Industri perunggasan, khususnya produk ayam ras, memiliki peran strategis dalam perekonomian nasional dan pemenuhan kebutuhan protein hewani masyarakat Indonesia. Meski memiliki potensi besar, ekspor produk ayam ras Indonesia masih menghadapi berbagai tantangan, terutama terkait pemenuhan persyaratan sanitasi internasional akibat status Avian Influenza (AI).
Menanggapi kondisi tersebut, Andri Hanindyo Wibowo, mahasiswa Program Doktor Ilmu Peternakan, Fakultas Peternakan, Universitas Gadjah Mada (UGM), melakukan penelitian untuk menganalisis keunggulan komparatif, daya saing, serta merumuskan strategi peningkatan ekspor produk ayam ras Indonesia. Penelitian ini dipaparkan dalam ujian disertasi tertutup yang diselenggarakan di Fakultas Peternakan UGM.
Penelitian Andri menggunakan data ekspor ayam ras Indonesia periode 2014–2023 yang bersumber dari Badan Pusat Statistik, Kementerian Perdagangan, dan UN Comtrade. Analisis dilakukan menggunakan metode Revealed Comparative Advantage (RCA), Export Product Dynamic (EPD), X-Model Potential Export, dan Market Share Index (MSI), serta didukung data primer dari wawancara dengan pelaku industri dan pemangku kepentingan terkait.
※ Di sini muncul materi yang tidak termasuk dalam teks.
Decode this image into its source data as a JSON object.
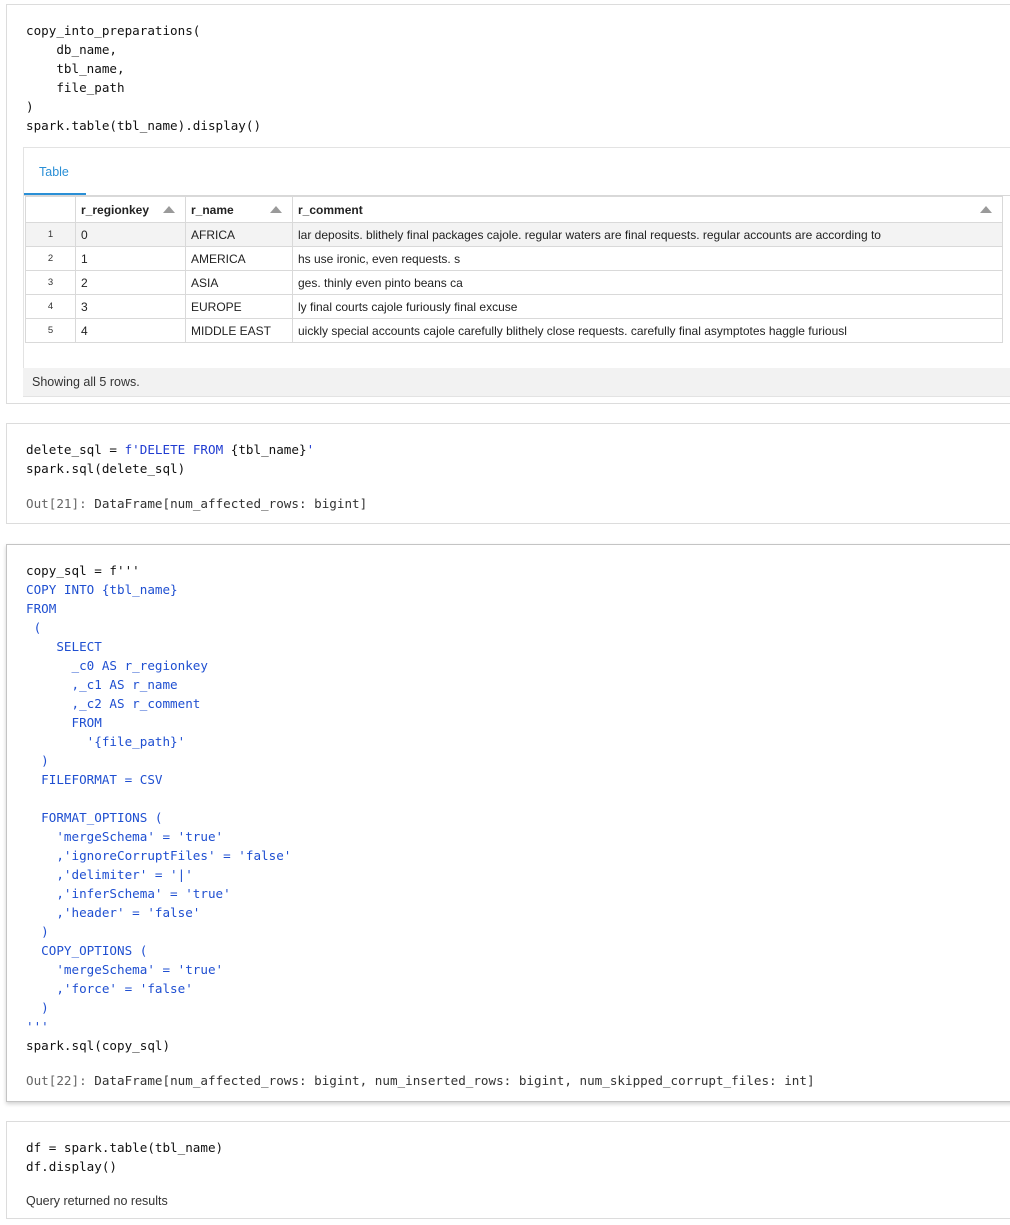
{
  "cell1": {
    "code_lines": [
      "copy_into_preparations(",
      "    db_name,",
      "    tbl_name,",
      "    file_path",
      ")",
      "spark.table(tbl_name).display()"
    ],
    "result": {
      "tab_label": "Table",
      "columns": [
        "",
        "r_regionkey",
        "r_name",
        "r_comment"
      ],
      "rows": [
        {
          "idx": "1",
          "r_regionkey": "0",
          "r_name": "AFRICA",
          "r_comment": "lar deposits. blithely final packages cajole. regular waters are final requests. regular accounts are according to"
        },
        {
          "idx": "2",
          "r_regionkey": "1",
          "r_name": "AMERICA",
          "r_comment": "hs use ironic, even requests. s"
        },
        {
          "idx": "3",
          "r_regionkey": "2",
          "r_name": "ASIA",
          "r_comment": "ges. thinly even pinto beans ca"
        },
        {
          "idx": "4",
          "r_regionkey": "3",
          "r_name": "EUROPE",
          "r_comment": "ly final courts cajole furiously final excuse"
        },
        {
          "idx": "5",
          "r_regionkey": "4",
          "r_name": "MIDDLE EAST",
          "r_comment": "uickly special accounts cajole carefully blithely close requests. carefully final asymptotes haggle furiousl"
        }
      ],
      "status": "Showing all 5 rows."
    }
  },
  "cell2": {
    "line1_a": "delete_sql = ",
    "line1_b": "f'DELETE FROM ",
    "line1_c": "{tbl_name}",
    "line1_d": "'",
    "line2": "spark.sql(delete_sql)",
    "out_prefix": "Out[21]: ",
    "out_text": "DataFrame[num_affected_rows: bigint]"
  },
  "cell3": {
    "code_lines": [
      "copy_sql = f'''",
      "COPY INTO {tbl_name}",
      "FROM",
      " (",
      "    SELECT",
      "      _c0 AS r_regionkey",
      "      ,_c1 AS r_name",
      "      ,_c2 AS r_comment",
      "      FROM",
      "        '{file_path}'",
      "  )",
      "  FILEFORMAT = CSV",
      "",
      "  FORMAT_OPTIONS (",
      "    'mergeSchema' = 'true'",
      "    ,'ignoreCorruptFiles' = 'false'",
      "    ,'delimiter' = '|'",
      "    ,'inferSchema' = 'true'",
      "    ,'header' = 'false'",
      "  )",
      "  COPY_OPTIONS (",
      "    'mergeSchema' = 'true'",
      "    ,'force' = 'false'",
      "  )",
      "'''",
      "spark.sql(copy_sql)"
    ],
    "out_prefix": "Out[22]: ",
    "out_text": "DataFrame[num_affected_rows: bigint, num_inserted_rows: bigint, num_skipped_corrupt_files: int]"
  },
  "cell4": {
    "code_lines": [
      "df = spark.table(tbl_name)",
      "df.display()"
    ],
    "message": "Query returned no results"
  },
  "colors": {
    "keyword": "#1f4fd1",
    "tab_accent": "#2a8fd6",
    "border": "#dcdcdc"
  }
}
Selama proses penelitian, Andri dibimbing oleh Prof. Ir. Mujtahidah Anggriani Ummul Muzayyanah, S.Pt., M.P., Ph.D., IPM. selaku promotor dan Prof. Ir. Budi Guntoro, S.Pt., M.Sc., Ph.D., IPU., ASEAN Eng. selaku ko-promotor. Ujian disertasi tersebut dipimpin oleh Ir. R. Ahmad Romadhoni Surya Putra, S.Pt., M.Sc., Ph.D., IPU., ASEAN Eng. Ujian berlangsung selama 120 menit.
Hasil penelitian menunjukkan bahwa ekspor produk ayam ras Indonesia memiliki tren meningkat dan telah menjangkau 39 negara dengan total nilai ekspor sebesar USD 22,75 juta, dengan kontribusi terbesar berasal dari komoditas ayam hidup. Berdasarkan hasil analisis, produk ayam ras Indonesia memiliki keunggulan komparatif dan daya saing di sejumlah pasar internasional. Melalui ujian disertasi tertutup tersebut, Andri Hanindyo Wibowo dinyatakan lulus dengan perbaikan dan ditetapkan sebagai kandidat doktor.